Inutile ricercarne i resti. Non v’è più traccia di lui.

Così è scomparso un alpino in val Dogna, dove abbiamo visto le enormi buche scavate di fianco alla strada da alcune grosse granate austriache. Due alpini passavano di lì al momento di una esplosione. Di uno non si trovò più nulla.

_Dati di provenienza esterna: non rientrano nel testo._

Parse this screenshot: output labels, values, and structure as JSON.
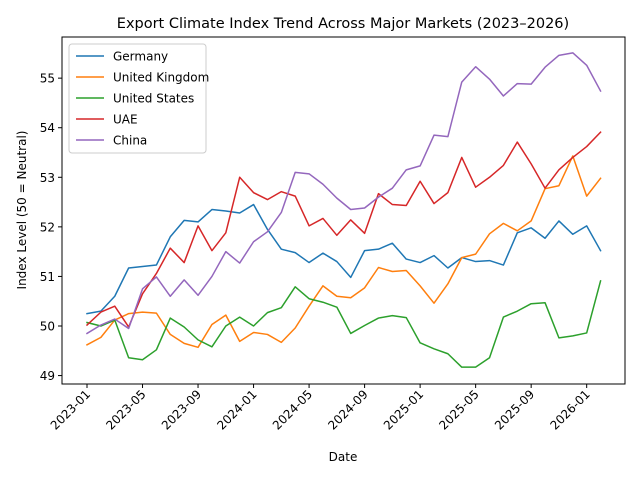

L’altro fu lanciato in aria incolume e sbalestrato fra i rami di un abete, trenta metri lontano. Annerito dal fumo, imbrattato di terriccio, stordito dal colpo, si attaccò istintivamente ad un ramo con quella forza attanagliante che hanno nelle mani gli alpini, scalatori di vette, e rimase così finchè lo salvarono.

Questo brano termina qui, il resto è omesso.